Benim için medâr-ı fahr ve gurur olacak bir liyâkatim ve istihkākım olmadığını kasemle i‘tirâf ediyorum. Ben çekirdek gibi çürüdüm ve kurudum. Bütün kıymet ve hayat ve şeref o çekirdekten çıkan şecere-i Risâle-i Nûr’a ve mu’cize-i maneviye-i Kur’âniyeye geçmiş biliyorum. Ve öyle i‘tikād ettiğimden, kerâmeti i‘câz-ı Kur’ânî hesabına izhâr ederim. Bütün kıymet bir mu‘cize-i Kur’âniye olan Risâle-i Nûr’dadır. Hatta eskiden beri taşıdığım Bedîüzzaman ismi onun imiş. Yine ona iâde edildi. Risâle-i Nûr ise, Kur’ân’ın malıdır. Bu remizde hususî kanâatimi te’yîd eden kendime mahsûs çok emâreler ve karîneler var. Fakat başkalara isbat edemediğimden yazamıyorum.[2]
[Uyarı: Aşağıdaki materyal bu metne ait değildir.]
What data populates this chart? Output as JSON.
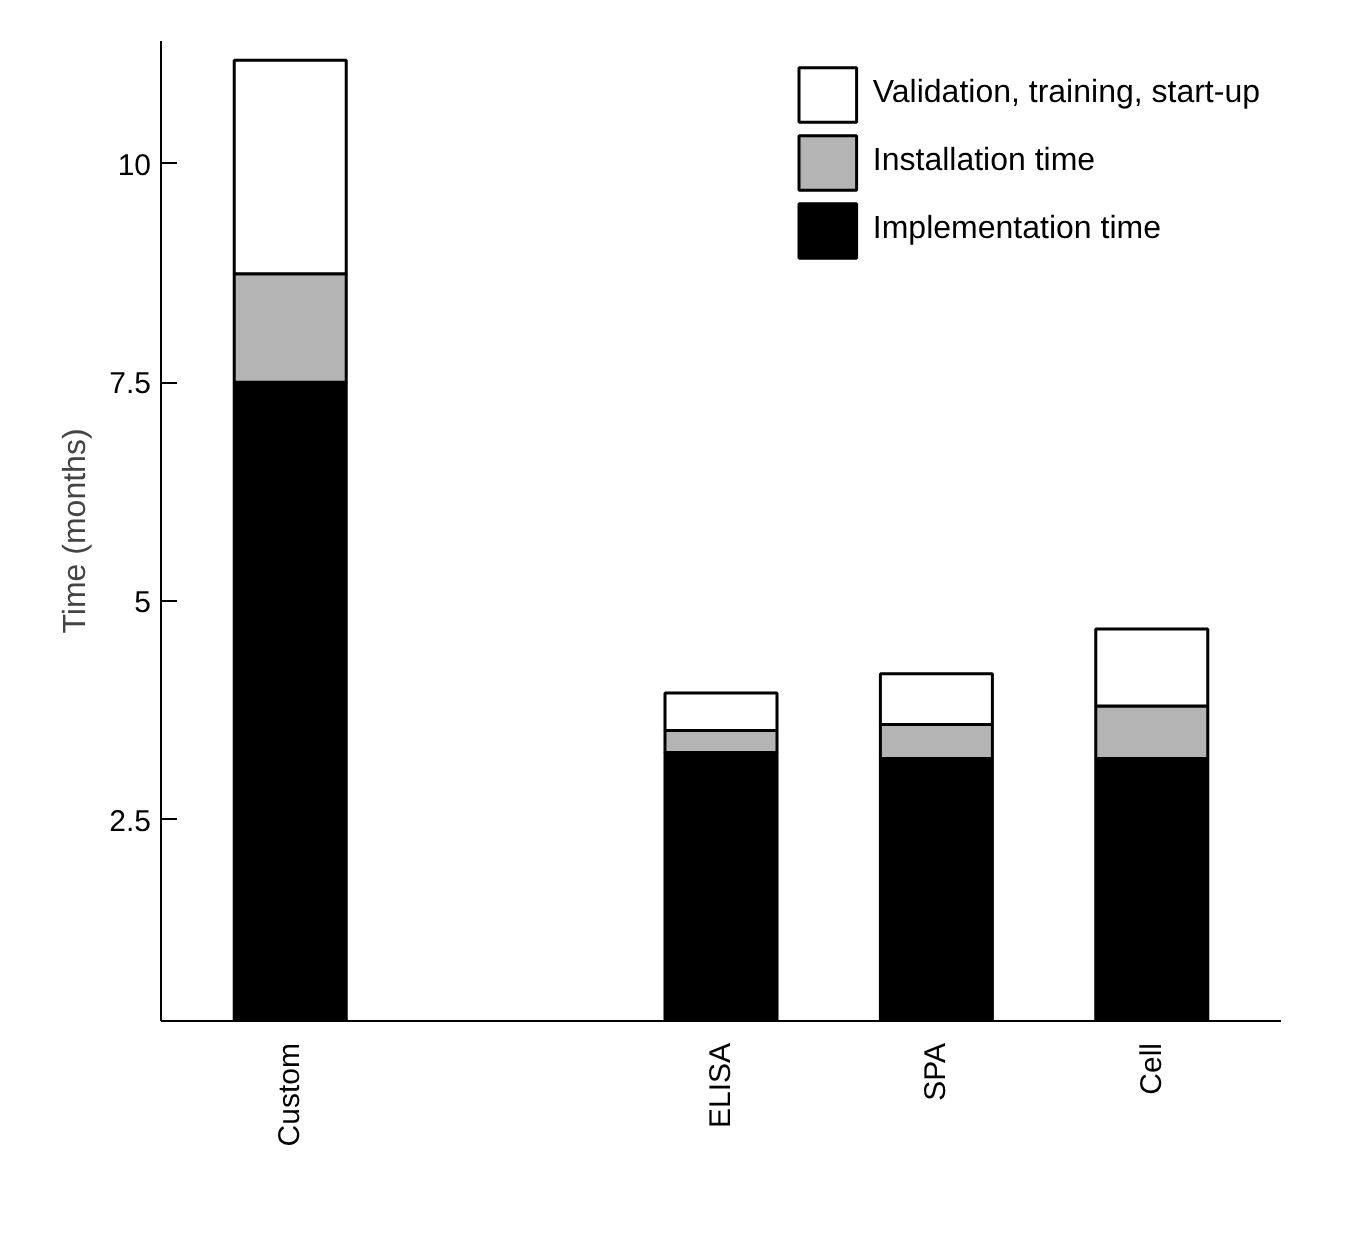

Benim övünülecek bir meziyetim veya bu nimete layık bir durumum olmadığını kesin bir şekilde kabul ediyorum.[3] Kendimi, çürüyüp kuruyan bir çekirdek gibi görüyorum. Değer, hayat ve şeref ise o çekirdekten büyüyen Risale-i Nur ağacına ve Kur’ân’ın manevi mucizesine aittir. Bu inançla, kerâmeti kendi adıma değil, Kur’ân’ın bir mucizesi olarak ilan ediyorum. Tüm değer, Kur’ân’ın bir mucizesi olan Risale-i Nur’a aittir. Hatta daha önce bana verilen "Bediüzzaman"[4] yani “zamanın eşsizi” unvanının aslında Risale-i Nur’a ait olduğunu düşünüyorum ve onu ona iade verdim. Risale-i Nur, tamamen Kur’ân’ın malıdır. Bu düşüncemi destekleyen, şahsen gördüğüm birçok işaret ve delil var, ancak bunları başkalarına kesin olarak ispat edemediğim için yazmıyorum.


[1] Keramet: İkram etmek, ihsan etmek şereflendirmek manasındadır. Tasavvufta salih bir kulun elinde görünen harikulade olaydır. Keramet iki sınıfa ayrılır. Birisi, manevi keramettir ki, istikamette olmak, Allah'ın emir ve yasaklarına riayet etmek, müntesiblerini maddi ve manevi olgunluğa eriştirmektir ki en büyük keramet budur diye rivayet edilir. İkincisi ise, Allah'ın emir ve yasaklarına tam uyan, hakiki müslüman olan, Allah hakkında tam bir marifet sahibi olan zatların elinde görülen harikulade olaylardır.

[2] Bediüzzaman Said Nursi, Sikke-i Tasdik-i Gaybi, Hayrat Neşriyat, Isparta 2015, s. 116

[3] Burada ve bundan sonra gelecek ifadeler Üstad Hazretleri’nin tevazusunu göstermektedir. Zira kendisi Risale-i Nurlar’ın müellifi, 20. yüzyılın müceddidi olmak ve diğer birçok özelliği ile büyük bir İslâm âlimidir.  Fakat kendisi bütün hayatını mahviyetkarane ve tevazu ile geçirdiği için bu cümleleri sarf etmiştir. O bu özelliğiyle biz talebelerine örnek olmaktadır.